Quebec-based Jean Coutu said Wednesday that its net profit in the three months ended Sept. 1 was $51.2 million or 23 cents per share. That compared with 66.4 million or 20 cents per share in the comparable year-earlier period.
Revenue for its fiscal 2013 second quarter rose to $658.7 million from $635.2 million in the same fiscal 2012 period.
"The decrease in net profit is mainly attributable to a gain related to the sale of Rite Aid's shares, for a total proceed of $22 million, net of related costs, during the quarter ended August 27, 2011," the company said in a release.
Excluding gains related to the sale of Rite Aid shares and the change in fair value of other financial assets, net profits amounted to $50 million or 23 cent per share for the quarter, compared with $44.6 million or 19 cents per share in the year-earlier period.
Operates in Quebec, New Brunswick and Ontario
"The $5.4-million increase . . . is mainly attributable to the solid operational performance of (subsidiary) Pro Doc and of franchising activities," it said.
On a same-store basis, the PJC network's retail sales grew by 2.6 per cent, pharmacy sales gained three per cent and front-end sales increased by 1.6 per cent compared with the same period last year.

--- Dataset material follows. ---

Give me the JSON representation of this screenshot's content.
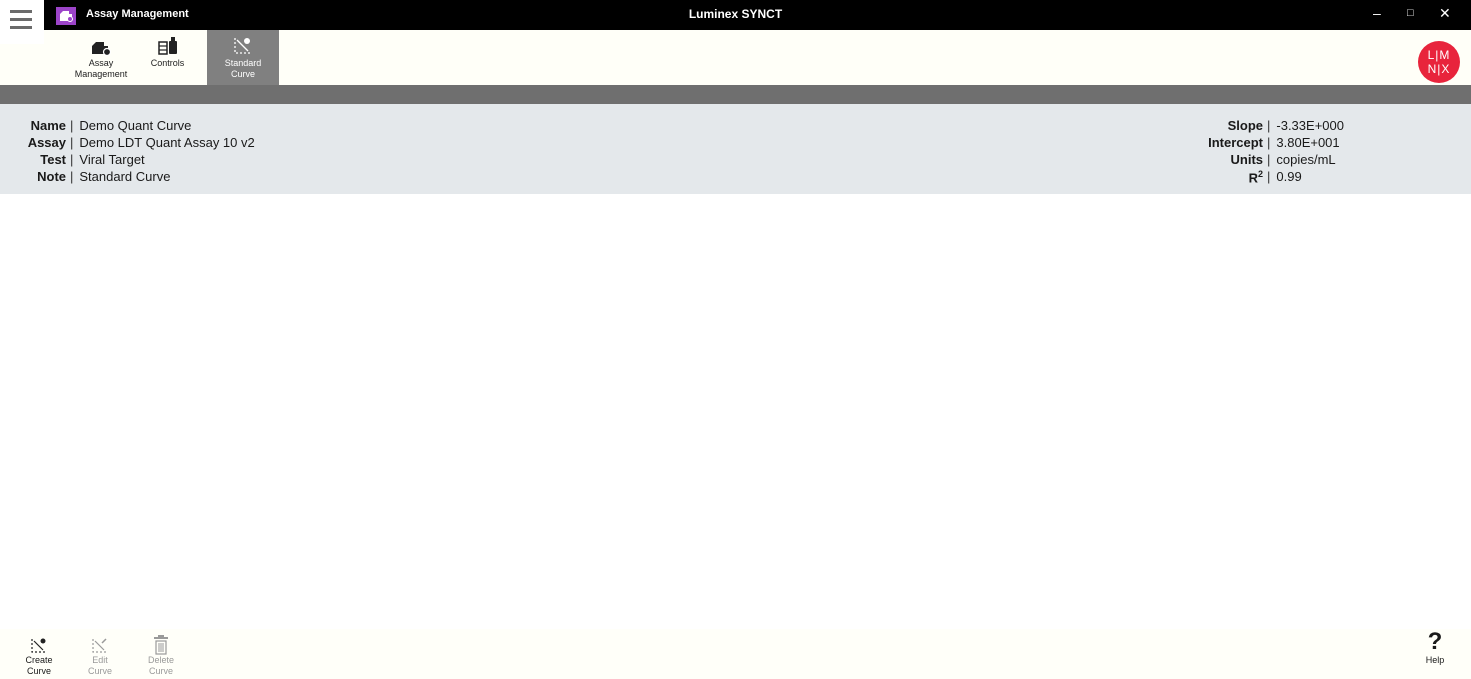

Sales of non-prescription drugs, which represented 8.4 per cent of total retail sales, increased by 3.9 per cent, up from 2.9 per cent for the same period of fiscal year 2012.
Jean Coutu Group operates a network of 402 franchised stores in Quebec, New Brunswick and Ontario under the banners of PJC Jean Coutu, PJC Clinique, PJC Sante and PJC Sante Beaute, and employs close to 19,000 people.
It also owns Pro Doc Ltd., a Quebec-based subsidiary and manufacturer of generic drugs and has an investment in Rite Aid Corp., a company with more than 4,600 drugstores in the United States.